For operators like DraftKings and Caesars Interactive, this means entering into separate agreements with Virginia physical casinos for each brand of non-poker games they choose to offer. Michigan provides a useful case study. DraftKings currently offers both Golden Nugget and DraftKings Sportsbook & Casino in the state, which requires partnerships with two separate in-state casinos. Caesars operates Caesars Palace and Horseshoe as distinct online casino brands, and offers casino games within its sportsbook app — arguably a third brand, though the Michigan Gaming Control Board has permitted this arrangement to date.
The issues at stake
By codifying that each brand requires a separate partnership with an in-state casino, the Virginia framework creates revenue and competitive consequences for multiple stakeholders.
For in-state casinos, the math is punishing. If a physical casino must allocate two of its three platform agreements to a single operator running two brands — think Caesars Interactive or DraftKings — that casino has fewer access points available to negotiate with additional operators. Fewer negotiating partners means less leverage and, ultimately, less revenue.
For operators seeking to offer multiple brands, each additional brand requires a separate market-access agreement, increasing costs and consuming access points that might otherwise go to new entrants. This dynamic reduces the total number of operators and brands available to Virginia players.
Michigan is again instructive. The state currently has 15 operating brands with no remaining access points. This has left major operators, including bet365, and several smaller operators and brands from New Jersey and Pennsylvania unable to enter the market. With five casinos in Virginia and three platform agreements each (15 total access points, matching Michigan’s cap), it is highly likely that more than 15 brands will have interest in offering iCasino in the commonwealth. The bottleneck is foreseeable. If sweepstakes casino operators decide to enter, this only congests things further.
Finally, the state itself misses out. More brands lead to more converted players, which translates to more taxable revenue. Fewer operators entering the market also mean fewer licensing fees collected by the state. Brands matter to players — they drive trust, recognition, and engagement — and a framework that limits brand diversity limits the revenue ceiling for everyone involved.
An opportunity to get it right
Virginia has an opportunity that Michigan did not: the benefit of hindsight. Rather than codifying a one-brand-per-platform restriction that has already proven limiting in another state, legislators can structure the framework to allow operators the flexibility to offer multiple brands under a single platform agreement. This approach would preserve the tethered-license model that rewards Virginia’s brick-and-mortar casinos for their investment in the state, while ensuring the marketplace remains robust, competitive, and capable of maximizing revenue for all stakeholders.

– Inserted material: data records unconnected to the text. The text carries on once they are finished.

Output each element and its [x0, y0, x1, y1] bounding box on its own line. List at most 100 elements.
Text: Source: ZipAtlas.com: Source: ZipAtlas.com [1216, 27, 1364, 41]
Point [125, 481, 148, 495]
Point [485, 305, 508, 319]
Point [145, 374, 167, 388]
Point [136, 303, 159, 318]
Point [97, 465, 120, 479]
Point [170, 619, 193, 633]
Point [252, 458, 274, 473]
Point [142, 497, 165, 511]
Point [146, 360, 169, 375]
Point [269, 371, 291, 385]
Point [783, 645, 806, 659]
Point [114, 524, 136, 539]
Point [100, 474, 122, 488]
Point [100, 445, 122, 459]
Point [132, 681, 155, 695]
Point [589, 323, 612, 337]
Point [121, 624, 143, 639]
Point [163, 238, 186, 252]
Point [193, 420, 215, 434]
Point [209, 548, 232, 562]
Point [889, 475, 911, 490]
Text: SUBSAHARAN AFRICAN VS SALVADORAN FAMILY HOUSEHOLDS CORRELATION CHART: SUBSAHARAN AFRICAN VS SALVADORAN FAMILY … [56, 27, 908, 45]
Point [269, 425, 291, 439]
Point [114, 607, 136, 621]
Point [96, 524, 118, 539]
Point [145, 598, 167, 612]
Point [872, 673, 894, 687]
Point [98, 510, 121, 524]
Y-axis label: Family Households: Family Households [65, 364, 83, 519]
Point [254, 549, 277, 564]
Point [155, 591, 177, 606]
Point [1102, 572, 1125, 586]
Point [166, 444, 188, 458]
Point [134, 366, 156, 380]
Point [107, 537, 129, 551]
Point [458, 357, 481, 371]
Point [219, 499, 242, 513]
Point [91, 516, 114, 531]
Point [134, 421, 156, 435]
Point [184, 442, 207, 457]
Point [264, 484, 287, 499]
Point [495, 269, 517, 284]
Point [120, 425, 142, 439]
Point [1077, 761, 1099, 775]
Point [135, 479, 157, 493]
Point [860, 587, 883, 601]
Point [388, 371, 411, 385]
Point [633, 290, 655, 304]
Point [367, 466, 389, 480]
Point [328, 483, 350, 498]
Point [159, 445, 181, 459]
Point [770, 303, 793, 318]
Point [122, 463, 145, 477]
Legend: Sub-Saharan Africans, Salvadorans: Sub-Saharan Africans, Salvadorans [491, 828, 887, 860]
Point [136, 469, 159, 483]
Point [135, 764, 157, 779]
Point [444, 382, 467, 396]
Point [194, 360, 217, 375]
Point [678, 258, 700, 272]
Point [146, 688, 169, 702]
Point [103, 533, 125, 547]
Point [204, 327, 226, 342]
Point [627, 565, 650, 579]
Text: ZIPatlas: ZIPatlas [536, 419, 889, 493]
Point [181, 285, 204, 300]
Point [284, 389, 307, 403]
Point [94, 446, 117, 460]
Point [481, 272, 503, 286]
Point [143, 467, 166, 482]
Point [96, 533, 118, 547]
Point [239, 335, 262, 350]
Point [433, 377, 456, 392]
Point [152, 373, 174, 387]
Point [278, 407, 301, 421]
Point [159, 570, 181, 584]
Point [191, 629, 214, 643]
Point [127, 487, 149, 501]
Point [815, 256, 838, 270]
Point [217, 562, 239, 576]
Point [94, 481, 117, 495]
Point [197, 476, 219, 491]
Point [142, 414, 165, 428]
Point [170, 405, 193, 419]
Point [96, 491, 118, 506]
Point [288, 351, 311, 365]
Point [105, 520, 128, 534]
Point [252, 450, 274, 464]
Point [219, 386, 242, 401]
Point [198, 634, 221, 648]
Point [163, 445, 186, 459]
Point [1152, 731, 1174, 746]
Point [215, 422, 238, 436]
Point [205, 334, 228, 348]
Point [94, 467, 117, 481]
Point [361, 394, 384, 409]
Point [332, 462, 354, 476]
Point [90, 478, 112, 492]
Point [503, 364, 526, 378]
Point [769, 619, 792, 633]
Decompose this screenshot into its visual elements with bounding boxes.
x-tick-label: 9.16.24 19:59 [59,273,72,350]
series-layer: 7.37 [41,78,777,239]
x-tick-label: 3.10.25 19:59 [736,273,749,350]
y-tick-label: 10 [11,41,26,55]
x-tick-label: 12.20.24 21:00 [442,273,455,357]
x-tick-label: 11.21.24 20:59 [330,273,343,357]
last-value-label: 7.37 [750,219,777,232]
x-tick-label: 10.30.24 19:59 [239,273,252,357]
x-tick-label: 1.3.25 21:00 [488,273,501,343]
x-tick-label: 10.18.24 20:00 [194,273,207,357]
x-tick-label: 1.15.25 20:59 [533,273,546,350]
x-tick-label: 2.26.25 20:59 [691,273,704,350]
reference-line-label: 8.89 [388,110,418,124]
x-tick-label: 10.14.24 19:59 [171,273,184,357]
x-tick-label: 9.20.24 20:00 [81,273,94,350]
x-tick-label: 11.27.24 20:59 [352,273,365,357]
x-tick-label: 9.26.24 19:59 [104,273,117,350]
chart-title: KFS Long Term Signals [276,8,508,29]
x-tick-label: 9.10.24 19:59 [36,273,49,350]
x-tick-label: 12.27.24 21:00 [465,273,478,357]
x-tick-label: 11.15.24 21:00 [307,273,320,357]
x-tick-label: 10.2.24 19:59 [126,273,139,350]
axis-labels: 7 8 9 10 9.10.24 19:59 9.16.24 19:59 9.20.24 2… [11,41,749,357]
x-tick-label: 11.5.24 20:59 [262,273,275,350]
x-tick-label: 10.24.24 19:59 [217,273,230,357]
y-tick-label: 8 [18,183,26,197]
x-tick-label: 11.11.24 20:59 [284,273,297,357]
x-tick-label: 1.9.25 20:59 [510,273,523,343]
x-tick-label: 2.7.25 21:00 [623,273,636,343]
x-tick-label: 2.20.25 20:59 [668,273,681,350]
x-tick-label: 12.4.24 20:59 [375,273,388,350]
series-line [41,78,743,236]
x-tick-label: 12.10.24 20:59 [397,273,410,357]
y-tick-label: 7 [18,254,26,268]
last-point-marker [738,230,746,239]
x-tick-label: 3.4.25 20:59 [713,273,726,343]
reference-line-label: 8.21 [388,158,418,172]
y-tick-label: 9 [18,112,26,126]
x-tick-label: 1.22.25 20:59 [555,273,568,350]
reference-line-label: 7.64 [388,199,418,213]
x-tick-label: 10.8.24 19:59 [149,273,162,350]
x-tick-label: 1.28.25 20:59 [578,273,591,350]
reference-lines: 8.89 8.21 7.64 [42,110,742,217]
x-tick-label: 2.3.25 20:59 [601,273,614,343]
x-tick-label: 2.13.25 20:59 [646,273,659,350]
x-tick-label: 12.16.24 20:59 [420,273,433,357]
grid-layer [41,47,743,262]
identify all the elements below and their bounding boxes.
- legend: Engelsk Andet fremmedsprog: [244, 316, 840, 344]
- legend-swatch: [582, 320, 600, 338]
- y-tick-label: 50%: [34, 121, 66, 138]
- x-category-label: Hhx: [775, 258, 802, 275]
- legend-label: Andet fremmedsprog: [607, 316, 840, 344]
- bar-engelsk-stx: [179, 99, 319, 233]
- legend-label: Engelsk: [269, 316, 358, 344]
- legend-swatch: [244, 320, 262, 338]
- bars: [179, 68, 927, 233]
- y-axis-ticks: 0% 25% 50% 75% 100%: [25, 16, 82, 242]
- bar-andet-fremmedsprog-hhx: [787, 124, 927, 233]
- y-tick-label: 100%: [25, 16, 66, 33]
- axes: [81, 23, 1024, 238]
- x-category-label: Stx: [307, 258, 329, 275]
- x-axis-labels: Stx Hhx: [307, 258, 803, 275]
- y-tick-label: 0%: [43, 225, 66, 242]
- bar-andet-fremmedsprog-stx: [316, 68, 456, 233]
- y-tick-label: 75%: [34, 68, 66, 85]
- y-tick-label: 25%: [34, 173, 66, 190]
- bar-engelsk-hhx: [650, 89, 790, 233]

As I noted in my prior piece, once a law is passed, it is always tougher to change it. Now is the time for operators, trade organizations such as iDEA, and legislative education groups like NCLGS to engage with Virginia’s lawmakers and build a case for brand flexibility before the language is set in stone.
The goal is simple: ensure that Virginia’s online casino legislation fosters an environment where operators can be flexible and innovative in the brands they offer — a necessary component of a thriving regulated marketplace and one that directly benefits the commonwealth’s bottom line.

Josh Pearl is an independent gaming consultant assisting various suppliers and operators. Previously, he served as the senior director of new markets & strategic initiatives at Penn Interactive from 2016-2023.